Drinking While Eating is Not Food and Wine Pairing

Drinking While Eating is Not Food and Wine Pairing

by Alder Yarrow
on Vinography.com

A couple of months ago, I wrote a piece entitled “Food and Wine Pairing is Junk Science” in which I attempted (some would say unsuccessfully) to argue the point that the so-called “rules” of wine and food pairing, and that the supposed “art” of making such combinations is a load of crap that actually makes wine harder for people to understand and appreciate.

In the weeks since, as is my usual habit, I have posted things on social media about what I’m eating and drinking. Several friends and followers have “pounced” on such posts with glee, exclaiming (some good-naturedly, some with just a whiff of spite) something along the lines of “SEE, so you DO believe in food and wine pairing.”

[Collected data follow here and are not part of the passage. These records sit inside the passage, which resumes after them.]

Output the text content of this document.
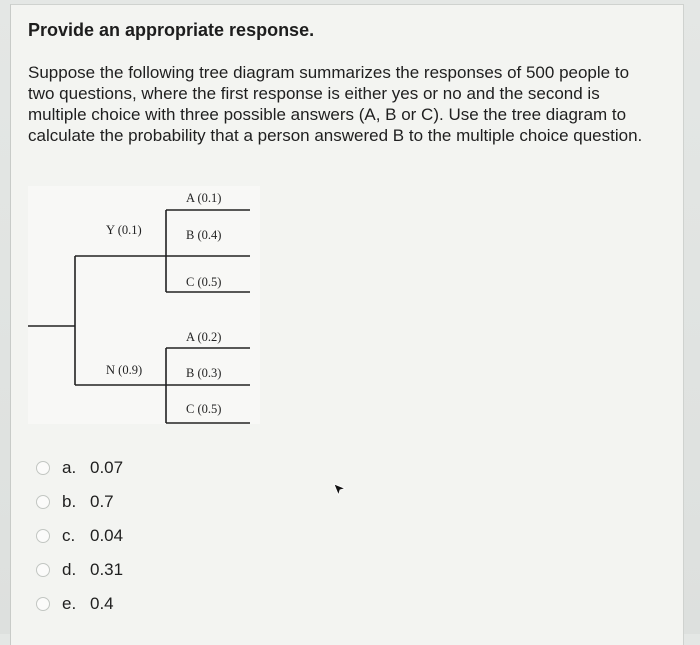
Provide an appropriate response.
Suppose the following tree diagram summarizes the responses of 500 people to two questions, where the first response is either yes or no and the second is multiple choice with three possible answers (A, B or C). Use the tree diagram to calculate the probability that a person answered B to the multiple choice question.
Y (0.1)
A (0.1)
B (0.4)
C (0.5)
N (0.9)
A (0.2)
B (0.3)
C (0.5)
a. 0.07
b. 0.7
c. 0.04
d. 0.31
e. 0.4
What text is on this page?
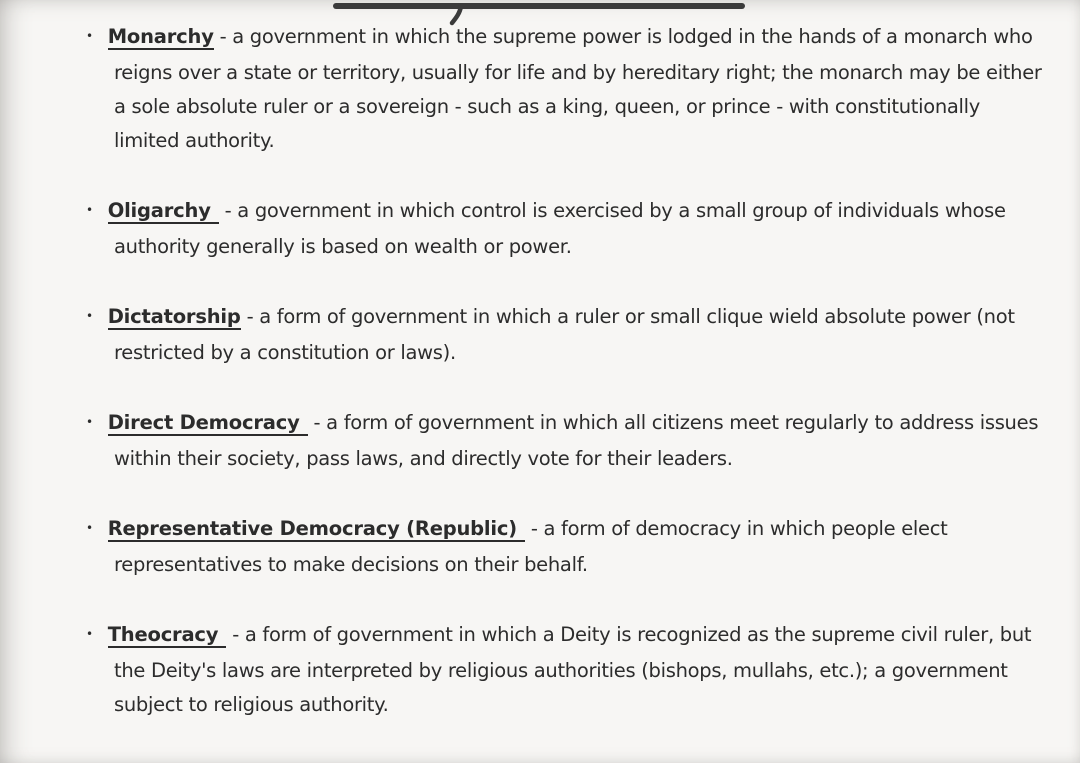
• Monarchy - a government in which the supreme power is lodged in the hands of a monarch who reigns over a state or territory, usually for life and by hereditary right; the monarch may be either a sole absolute ruler or a sovereign - such as a king, queen, or prince - with constitutionally limited authority.

• Oligarchy - a government in which control is exercised by a small group of individuals whose authority generally is based on wealth or power.

• Dictatorship - a form of government in which a ruler or small clique wield absolute power (not restricted by a constitution or laws).

• Direct Democracy - a form of government in which all citizens meet regularly to address issues within their society, pass laws, and directly vote for their leaders.

• Representative Democracy (Republic) - a form of democracy in which people elect representatives to make decisions on their behalf.

• Theocracy - a form of government in which a Deity is recognized as the supreme civil ruler, but the Deity's laws are interpreted by religious authorities (bishops, mullahs, etc.); a government subject to religious authority.
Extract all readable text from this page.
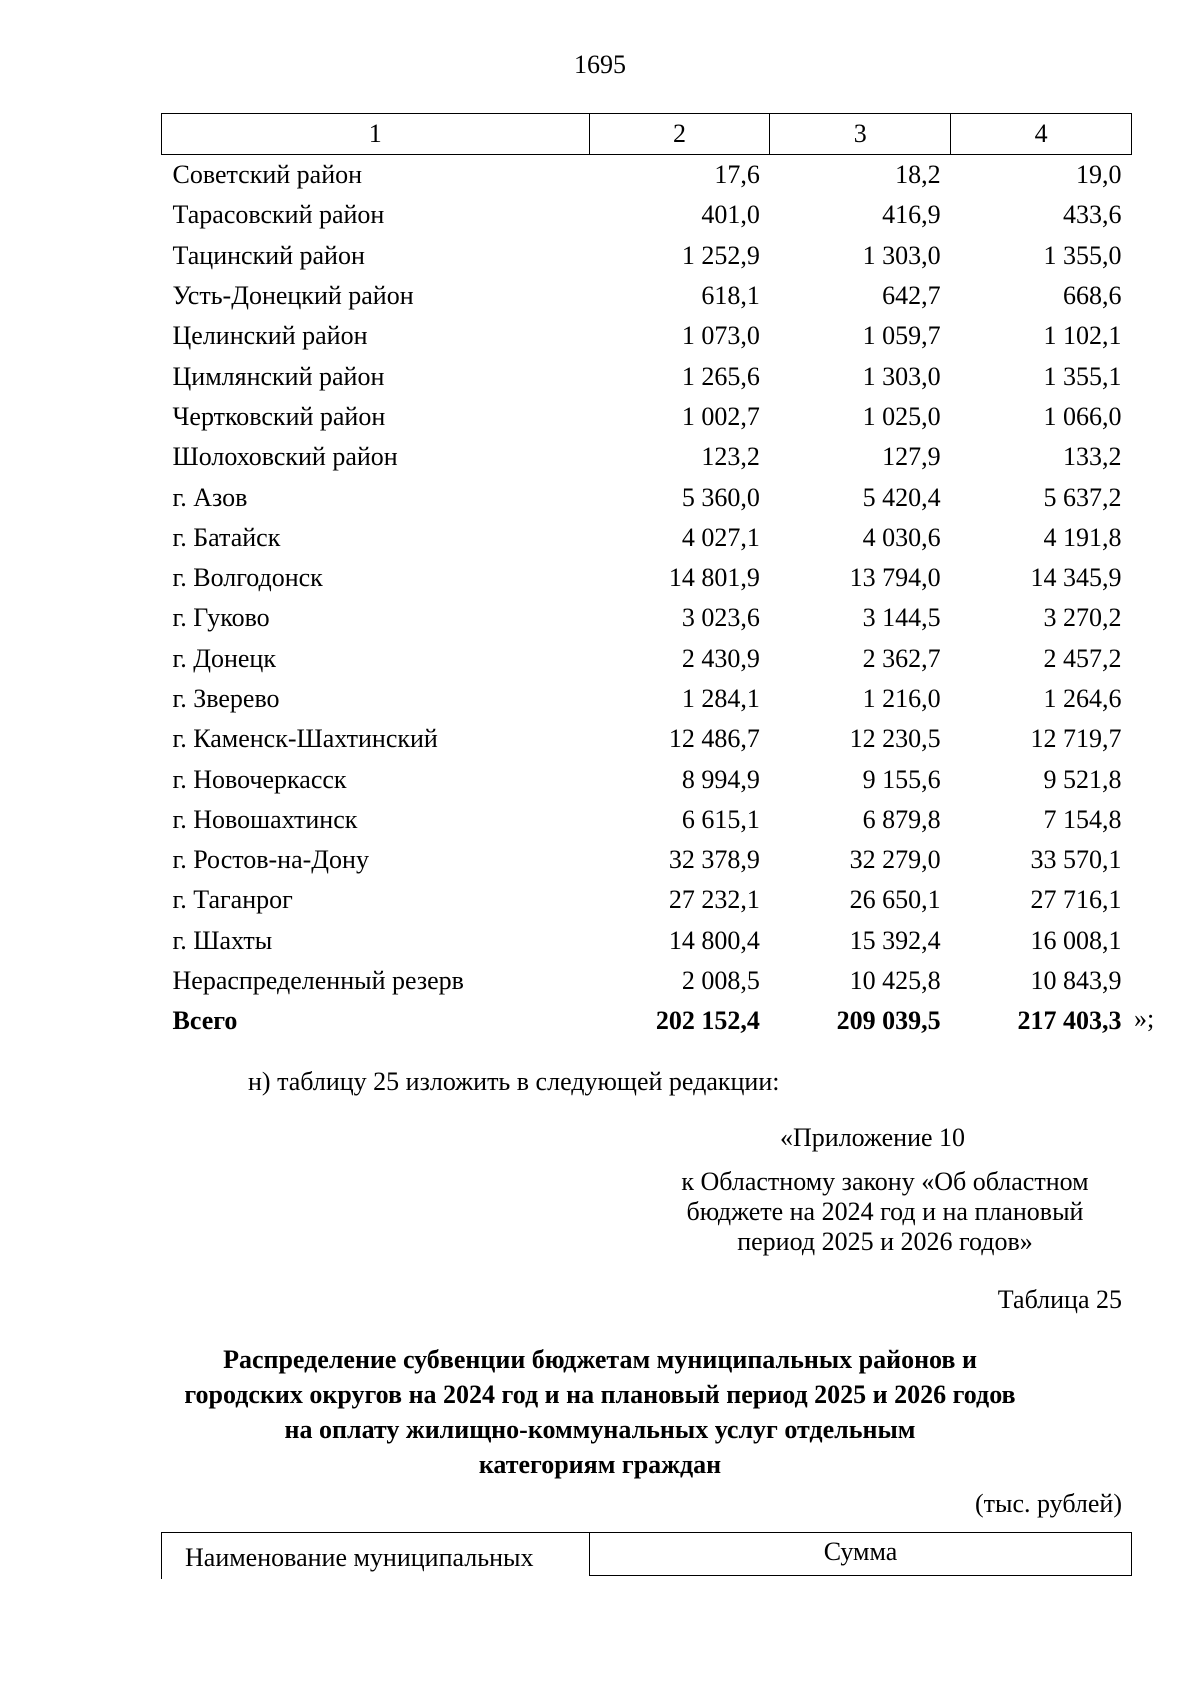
1695
1	2	3	4
Советский район	17,6	18,2	19,0
Тарасовский район	401,0	416,9	433,6
Тацинский район	1 252,9	1 303,0	1 355,0
Усть-Донецкий район	618,1	642,7	668,6
Целинский район	1 073,0	1 059,7	1 102,1
Цимлянский район	1 265,6	1 303,0	1 355,1
Чертковский район	1 002,7	1 025,0	1 066,0
Шолоховский район	123,2	127,9	133,2
г. Азов	5 360,0	5 420,4	5 637,2
г. Батайск	4 027,1	4 030,6	4 191,8
г. Волгодонск	14 801,9	13 794,0	14 345,9
г. Гуково	3 023,6	3 144,5	3 270,2
г. Донецк	2 430,9	2 362,7	2 457,2
г. Зверево	1 284,1	1 216,0	1 264,6
г. Каменск-Шахтинский	12 486,7	12 230,5	12 719,7
г. Новочеркасск	8 994,9	9 155,6	9 521,8
г. Новошахтинск	6 615,1	6 879,8	7 154,8
г. Ростов-на-Дону	32 378,9	32 279,0	33 570,1
г. Таганрог	27 232,1	26 650,1	27 716,1
г. Шахты	14 800,4	15 392,4	16 008,1
Нераспределенный резерв	2 008,5	10 425,8	10 843,9
Всего	202 152,4	209 039,5	217 403,3 »;
н) таблицу 25 изложить в следующей редакции:
«Приложение 10
к Областному закону «Об областном
бюджете на 2024 год и на плановый
период 2025 и 2026 годов»
Таблица 25
Распределение субвенции бюджетам муниципальных районов и
городских округов на 2024 год и на плановый период 2025 и 2026 годов
на оплату жилищно-коммунальных услуг отдельным
категориям граждан
(тыс. рублей)
Наименование муниципальных	Сумма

They’re missing the point, entirely.

Choosing a wine you want to share with your dining companions and drink with your dinner is one of the most natural and wonderful experiences afforded us as human beings, and something utterly fundamental. As far as I’m concerned, it’s practically why wine was invented in the first place.

But deciding what you want to drink with your meal is not the same thing as carefully matching a specific wine to an individual prepared dish of food with the idea that the wine plus the food will result in a whole that is greater than the sum of its parts. This intention, and the supposed artistry and principles that underlie it are what produce the anxiety and hangups that infiltrate the average consumer’s understanding of what wine means.

Perhaps I should have said that I believe in merely combining wine and food, not matching them. We should all drink wine while we eat. We just shouldn’t worry about it, nor make it anything resembling an exercise of precision.

Choosing wine to go with a meal can easily have almost nothing to do with the food being served. Sometimes, for me at least, it’s simply about what I want to drink. The other night, I just wanted to drink Champagne. It didn’t matter to me in the slightest what I was going to be eating for dinner.

Of course, other times, what’s on the table does enter the picture, but not as a formula or an equation to be solved. It may sound like I’m headed towards the splitting of hairs here, but what I’m really getting to is the idea of intention. If anything could be said to be the kernel of my rant it is this: deciding what to drink when you eat needs to be less about precision and more about pleasure. More about you and who you are eating with, and less about what someone else says is the right pairing or a set of principles about acidity and sweetness that you read in a book.  We should all have food and wine together. But we should be enjoying them, not pairing them.